A: Unlike other types of cheese, cream cheese is not a good source of these important nutrients. Two tablespoons (one ounce) of cream cheese supplies only about 28 milligrams (mg) of calcium and less than 2 grams of protein. That’s much less than the amount found in an ounce of most hard cheeses (such as Cheddar or Swiss), which typically provide about 200 mg of calcium and 7 grams of protein. Fat-free and reduced-fat cream cheese products are more concentrated, but are still not considered good sources of these nutrients. If you want to use cream cheese occasionally, choose a reduced-fat type to avoid a big load of saturated fat and treat it as a condiment, not a source of nutrition.
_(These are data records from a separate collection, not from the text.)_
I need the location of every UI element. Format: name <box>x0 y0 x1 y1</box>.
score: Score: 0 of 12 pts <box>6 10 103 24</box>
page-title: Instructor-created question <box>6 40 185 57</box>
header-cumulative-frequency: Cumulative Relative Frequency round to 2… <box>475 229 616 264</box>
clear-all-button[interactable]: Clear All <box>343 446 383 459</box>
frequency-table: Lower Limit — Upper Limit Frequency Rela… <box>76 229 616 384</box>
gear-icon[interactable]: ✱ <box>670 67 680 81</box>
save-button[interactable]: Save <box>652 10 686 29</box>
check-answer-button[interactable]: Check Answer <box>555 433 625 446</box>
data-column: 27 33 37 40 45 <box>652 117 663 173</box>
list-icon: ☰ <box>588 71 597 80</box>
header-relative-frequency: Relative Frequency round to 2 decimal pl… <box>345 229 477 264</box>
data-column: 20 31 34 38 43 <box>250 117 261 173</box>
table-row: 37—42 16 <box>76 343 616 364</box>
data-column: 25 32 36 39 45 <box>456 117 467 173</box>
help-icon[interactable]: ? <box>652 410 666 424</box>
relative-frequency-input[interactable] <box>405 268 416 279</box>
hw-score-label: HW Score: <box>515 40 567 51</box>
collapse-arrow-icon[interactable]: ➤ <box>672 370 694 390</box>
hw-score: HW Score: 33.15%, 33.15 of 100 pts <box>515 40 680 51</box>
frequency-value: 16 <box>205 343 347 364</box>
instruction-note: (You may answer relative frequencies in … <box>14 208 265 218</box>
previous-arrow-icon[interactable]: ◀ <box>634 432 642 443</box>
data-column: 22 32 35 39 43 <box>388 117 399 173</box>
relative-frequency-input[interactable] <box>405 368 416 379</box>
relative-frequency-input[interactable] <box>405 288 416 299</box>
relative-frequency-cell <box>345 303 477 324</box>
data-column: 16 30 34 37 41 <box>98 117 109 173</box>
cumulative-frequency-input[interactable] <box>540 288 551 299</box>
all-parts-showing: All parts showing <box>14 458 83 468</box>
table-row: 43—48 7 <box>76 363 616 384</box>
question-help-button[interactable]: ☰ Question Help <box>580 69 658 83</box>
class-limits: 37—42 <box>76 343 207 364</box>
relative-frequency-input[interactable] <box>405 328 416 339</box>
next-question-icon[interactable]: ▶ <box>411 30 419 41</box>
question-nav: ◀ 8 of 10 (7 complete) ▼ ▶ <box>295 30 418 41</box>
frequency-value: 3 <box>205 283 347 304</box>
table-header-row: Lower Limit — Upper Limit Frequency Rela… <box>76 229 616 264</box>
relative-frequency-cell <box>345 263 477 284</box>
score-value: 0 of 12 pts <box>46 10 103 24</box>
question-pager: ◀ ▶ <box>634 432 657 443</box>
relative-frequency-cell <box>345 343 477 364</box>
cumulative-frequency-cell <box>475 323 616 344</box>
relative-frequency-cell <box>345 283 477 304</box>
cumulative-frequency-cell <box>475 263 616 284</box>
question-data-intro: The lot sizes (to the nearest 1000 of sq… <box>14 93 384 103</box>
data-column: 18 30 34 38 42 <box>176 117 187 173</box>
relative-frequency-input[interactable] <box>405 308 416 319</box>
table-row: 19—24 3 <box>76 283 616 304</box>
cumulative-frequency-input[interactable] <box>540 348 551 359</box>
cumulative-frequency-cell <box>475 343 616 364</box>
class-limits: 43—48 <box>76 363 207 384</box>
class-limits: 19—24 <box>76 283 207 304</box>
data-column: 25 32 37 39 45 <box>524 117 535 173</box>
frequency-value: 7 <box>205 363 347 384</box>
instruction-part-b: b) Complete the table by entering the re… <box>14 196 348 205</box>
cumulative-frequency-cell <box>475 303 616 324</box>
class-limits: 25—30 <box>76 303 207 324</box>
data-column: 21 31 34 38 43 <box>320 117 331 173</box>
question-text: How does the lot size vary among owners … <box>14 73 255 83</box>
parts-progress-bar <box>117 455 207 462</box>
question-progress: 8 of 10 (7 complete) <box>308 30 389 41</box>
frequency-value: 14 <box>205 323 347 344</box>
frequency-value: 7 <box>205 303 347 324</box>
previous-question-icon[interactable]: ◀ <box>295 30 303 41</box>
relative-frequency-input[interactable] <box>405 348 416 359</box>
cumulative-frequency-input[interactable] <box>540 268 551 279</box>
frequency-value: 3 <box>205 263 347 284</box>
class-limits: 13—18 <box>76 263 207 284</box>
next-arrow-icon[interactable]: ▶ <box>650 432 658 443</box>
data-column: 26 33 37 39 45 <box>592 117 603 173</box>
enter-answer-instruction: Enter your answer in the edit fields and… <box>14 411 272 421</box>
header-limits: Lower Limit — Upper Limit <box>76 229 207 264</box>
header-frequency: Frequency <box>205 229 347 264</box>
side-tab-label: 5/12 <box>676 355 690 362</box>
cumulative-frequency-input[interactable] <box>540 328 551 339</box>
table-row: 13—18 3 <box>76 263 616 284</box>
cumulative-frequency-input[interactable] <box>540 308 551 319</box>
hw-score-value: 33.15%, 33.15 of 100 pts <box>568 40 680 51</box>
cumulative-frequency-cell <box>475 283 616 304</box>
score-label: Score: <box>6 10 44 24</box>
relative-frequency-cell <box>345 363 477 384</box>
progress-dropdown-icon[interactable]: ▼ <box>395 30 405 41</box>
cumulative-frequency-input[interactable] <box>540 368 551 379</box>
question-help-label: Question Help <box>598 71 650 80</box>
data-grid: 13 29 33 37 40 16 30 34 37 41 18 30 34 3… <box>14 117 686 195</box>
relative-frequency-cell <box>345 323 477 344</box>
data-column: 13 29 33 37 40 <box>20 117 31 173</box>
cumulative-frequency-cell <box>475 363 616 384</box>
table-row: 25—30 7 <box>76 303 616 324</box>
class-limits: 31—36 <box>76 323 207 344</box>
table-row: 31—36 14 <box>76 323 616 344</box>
Q: Is bladder cancer related to diet?

A: According to the latest major report on diet and cancer risk from the American Institute for Cancer Research (AICR), neither food nor physical activity are significant factors in the development of bladder cancer. Smoking tobacco is one of the major causes and, in northern Africa and parts of Asia, a common parasitic disease is a significant cause. Carcinogens from diet, tobacco smoke, industrial chemicals and other environmental sources, are often excreted in the urine, which exposes the bladder lining to these toxins. According to the AICR report, limited evidence suggests that arsenic in drinking water may increase risk of this cancer and that milk may protect against it, but we need more research to clarify these effects. Mutations of certain genes may be related to a significant share of bladder cancers.

Q: Do the new exercise guidelines recommend that all Americans take up weight lifting?

A: Not exactly: The latest recommendations (including the 2008 Physical Activity Guidelines for Americans and the 2007 recommendations of the American College of Sports Medicine (ACSM) and American Heart Association) both agree that muscle strengthening activities benefit most people. They recommend performing 8 to 10 different strength training exercises at a moderate- or high-intensity level at least two days a week. This should include exercises for the upper and lower legs, hips, back, chest, shoulders, abdomen and arms. Strength-training does not have to mean weight-lifting, however. The goal can also be accomplished with resistance bands, calisthenics that push against body weight (such as push-ups, pull-ups and sit-ups), or even yard work with heavy digging and lifting. Appropriate muscle-strengthening activities for children include those listed above as well as some types of recreational play like climbing on playground equipment and trees or playing games like tug-of-war. According to the ACSM, strength training is especially important for adults over 65, so they should aim for two to three sessions each week. The new federal guidelines suggest that older adults who are unable to follow the general adult guidelines should be as active as their physical condition allows.